« Pour que tout reste comme avant, il faut que tout change ». Cette célébrissime morale du Guépard, l’unique roman de l’aristocrate italien Giuseppe Tomasi de Lampedusa, paru en 1958, pourrait bien trouver une nouvelle confirmation dans les tous premiers jours d’Emmanuel Macron à la tête de la République française.
Dans un geste de rupture au moins apparente, le président venu d’un gouvernement socialiste a nommé comme Premier ministre un homme de droite. Edouard Philippe, 46 ans, aussi longiligne et aujourd’hui barbu qu’il est méconnu du grand public, n’a certes pas un profil de droite classique, avec un grand-père et un arrière-grand-père dockers, deux années passées au PS chez les rocardiens et une aversion pour le « sectarisme partisan ». Mais il n’en est pas moins de droite : maire du Havre depuis 2010 et député depuis 2012, il a bien été élu dans la grande ville portuaire sous les couleurs du parti Les Républicains, l’ex-UMP. En témoigne un rafraîchissant documentaire que lui a consacré un ami de longue date, ancré lui à gauche, et intitulé Mon pote de droite. Or jamais un président issu de la gauche n’avait nommé à Matignon, sous la Ve République, un homme de droite.
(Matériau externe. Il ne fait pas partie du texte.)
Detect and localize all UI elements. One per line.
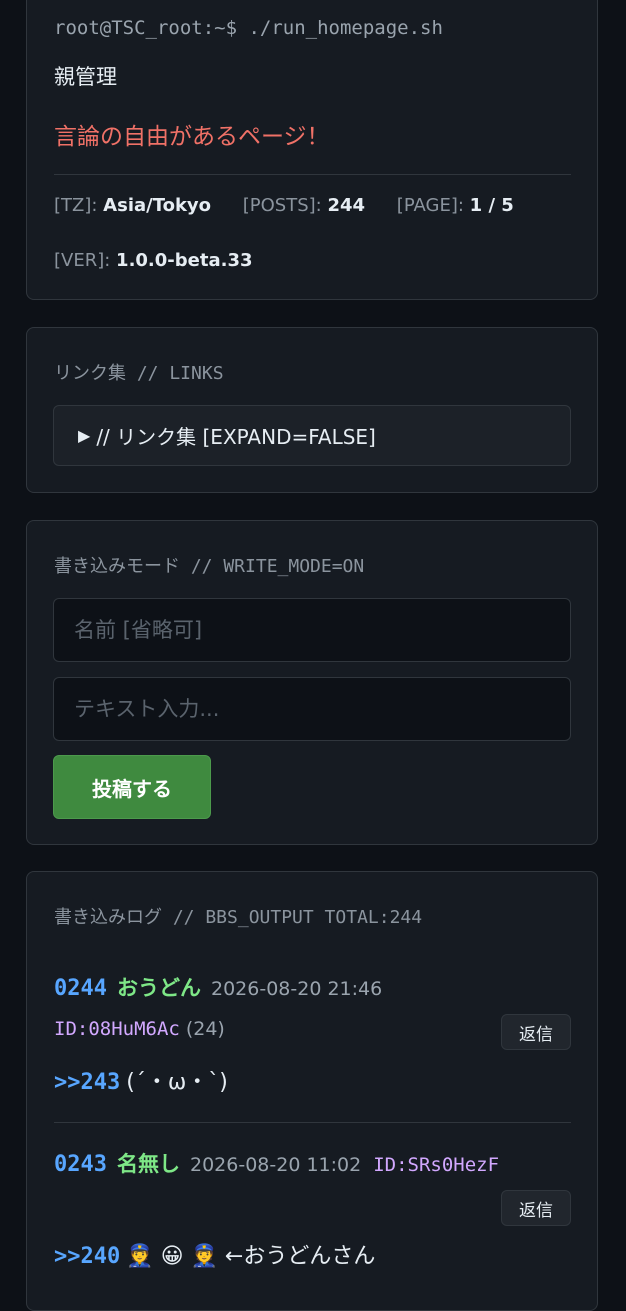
reply-anchor-link[interactable]: >>243	[54, 1070, 120, 1095]
post-name: 名無し	[116, 1152, 180, 1176]
posts-label: [POSTS]:	[242, 195, 322, 216]
posts-value: 244	[327, 195, 366, 216]
header-card: root@TSC_root:~$ ./run_homepage.sh 親管理 言…	[26, 0, 598, 300]
page-stat: [PAGE]: 1 / 5	[397, 195, 514, 216]
ver-value: 1.0.0-beta.33	[116, 250, 253, 271]
post-date: 2026-08-20 21:46	[210, 978, 383, 1000]
post-date: 2026-08-20 11:02	[189, 1154, 362, 1176]
reply-button[interactable]: 返信	[501, 1014, 571, 1050]
tz-label: [TZ]:	[54, 195, 98, 216]
links-card: リンク集 // LINKS ▶ // リンク集 [EXPAND=FALSE]	[26, 327, 598, 493]
post-meta-row: 0244 おうどん 2026-08-20 21:46	[54, 972, 382, 1002]
post-divider	[54, 1122, 571, 1123]
links-expander[interactable]: ▶ // リンク集 [EXPAND=FALSE]	[53, 405, 571, 466]
links-expander-label: // リンク集 [EXPAND=FALSE]	[96, 425, 376, 449]
links-title: リンク集 // LINKS	[54, 363, 224, 384]
post-id-row: ID:08HuM6Ac (24)	[54, 1018, 225, 1040]
version-row: [VER]: 1.0.0-beta.33	[54, 250, 253, 271]
write-card: 書き込みモード // WRITE_MODE=ON 投稿する	[26, 520, 598, 845]
triangle-right-icon: ▶	[78, 426, 91, 445]
post-id: ID:08HuM6Ac	[54, 1018, 180, 1040]
post-id-count: (24)	[185, 1018, 225, 1040]
post-name: おうどん	[116, 976, 201, 1000]
post-id: ID:SRs0HezF	[373, 1154, 500, 1176]
post-number[interactable]: 0244	[54, 976, 107, 1001]
header-divider	[54, 174, 571, 175]
tz-value: Asia/Tokyo	[103, 195, 212, 216]
log-card: 書き込みログ // BBS_OUTPUT TOTAL:244 0244 おうどん 2…	[26, 871, 598, 1311]
post-text: 👮 😀 👮 ←おうどんさん	[126, 1244, 376, 1269]
tagline: 言論の自由があるページ！	[54, 124, 330, 150]
page-value: 1 / 5	[469, 195, 514, 216]
page-label: [PAGE]:	[396, 195, 464, 216]
post-item: 0243 名無し 2026-08-20 11:02 ID:SRs0HezF 返信 >>…	[54, 1146, 571, 1286]
log-title: 書き込みログ // BBS_OUTPUT TOTAL:244	[54, 907, 423, 928]
reply-button[interactable]: 返信	[501, 1190, 571, 1226]
reply-anchor-link[interactable]: >>240	[54, 1244, 120, 1269]
post-meta-row: 0243 名無し 2026-08-20 11:02 ID:SRs0HezF	[54, 1148, 499, 1178]
post-body: >>240 👮 😀 👮 ←おうどんさん	[54, 1238, 375, 1270]
text-input[interactable]	[53, 677, 571, 741]
terminal-prompt: root@TSC_root:~$ ./run_homepage.sh	[54, 17, 443, 39]
ver-label: [VER]:	[54, 250, 111, 271]
submit-button[interactable]: 投稿する	[53, 755, 211, 819]
admin-label: 親管理	[54, 65, 117, 89]
write-title: 書き込みモード // WRITE_MODE=ON	[54, 556, 365, 577]
stats-row: [TZ]: Asia/Tokyo [POSTS]: 244 [PAGE]: 1 …	[54, 195, 514, 216]
post-text: (´・ω・`)	[126, 1070, 228, 1095]
post-item: 0244 おうどん 2026-08-20 21:46 ID:08HuM6Ac (24)…	[54, 970, 571, 1100]
post-number[interactable]: 0243	[54, 1152, 107, 1177]
name-input[interactable]	[53, 598, 571, 662]
posts-stat: [POSTS]: 244	[243, 195, 371, 216]
post-body: >>243 (´・ω・`)	[54, 1064, 228, 1096]
tz-stat: [TZ]: Asia/Tokyo	[54, 195, 217, 216]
Il faut dire que le nouveau locataire de l’Elysée, qui s’était dit « ni de droite ni de gauche » pendant la campagne, a clairement en tête de scinder Les Républicains, après avoir pratiquement réussi avec le PS, dans l’optique des élections législatives des 11 et 18 juin. Déjà, une vingtaine d’élus de la droite et du centre ont appelé leurs formations à « répondre à la main tendue » par l’Elysée et plusieurs personnalités de droite ont été nommées dans le gouvernement d’Edouard Philippe, à côté de socialistes et de centristes. À ce dépassement du clivage droite-gauche vient s’ajouter une forte volonté de renouvellement de la part de La République en marche, le mouvement d’Emmanuel Macron : sur les 428 premiers candidats désignés pour les législatives, 95 pour cent ne sont pas des élus sortants et la moitié vient de la « société civile ».
Mais si donc ce grand chamboule-tout s’affichait comme tel pour qu’en réalité rien ne change ? Car au-delà des têtes, les premiers gestes du juvénile président ont été d’une confondante continuité. Au premier jour, la passation des pouvoirs avec François Hollande ? La monarchie républicaine dans tout son classicisme. Au deuxième jour, le voyage à Berlin pour rencontrer Angela Merkel (qui en est, au passage, à son quatrième président français) ? C’était déjà le premier voyage de ses prédécesseurs Nicolas Sarkozy puis François Hollande. Le CV d’Edouard Philippe ? Un concentré de grandes écoles (Sciences Po, l’ENA) et de grandes entreprises françaises (le groupe nucléaire Areva, de 2007 à 2010). Quant au paysage social, là non plus rien ou presque n’a changé : cinq jours à peine après l’élection d’Emmanuel Macron, des ouvriers du sous-traitant automobile GM&S, dans La Creuse, au centre du pays, ont manifesté leur détresse en détruisant certains outils de travail et en menaçant de faire sauter des bâtiments de leur usine avec des bonbonnes de gaz, pour tenter d’éviter une liquidation qui semble imminente.
Car dans la réalité, l’événement politique de 2017 qu’est l’élection d’Emmanuel Macron n’a pas transcédé les clivages sociaux, comme ce dernier le revendique, elle les accentués. Elle va accoucher d’une recomposition qui avait été annoncée par plusieurs observateurs comme le politologue Jérôme Sainte-Marie ou le géographe Christophe Guilluy : d’un côté un « bloc élitaire » qui va du PS à la droite modérée, l’alliance des bourgeoisies de gauche et de droite ; de l’autre un « souverainisme populaire » qui se partage entre l’abstention, le Front national et La France insoumise. Le FN a eu beau jeu de dénoncer de longue date « l’UMPS », il est désormais quasiment réalité. Ce n’est plus le clivage politique classique qui l’emporte, c’est au contraire un clivage social (diplômes, revenus, professions, géographie de l’habitat) qui désormais prime.
Et cette fracture béante est potentiellement dangereuse, car la volonté macroniste de poursuivre la casse du droit du travail et des protections contre les licenciements n’aboutira, selon l’ex-ministre grec des Finances Yanis Varoufakis, qu’à « redistribuer la misère entre les travailleurs français ». Or, dans un pays de tradition égalitaire comme la France, paupérisation et précarisation accrues vont vraisemblablement s’accompagner de tensions croissantes.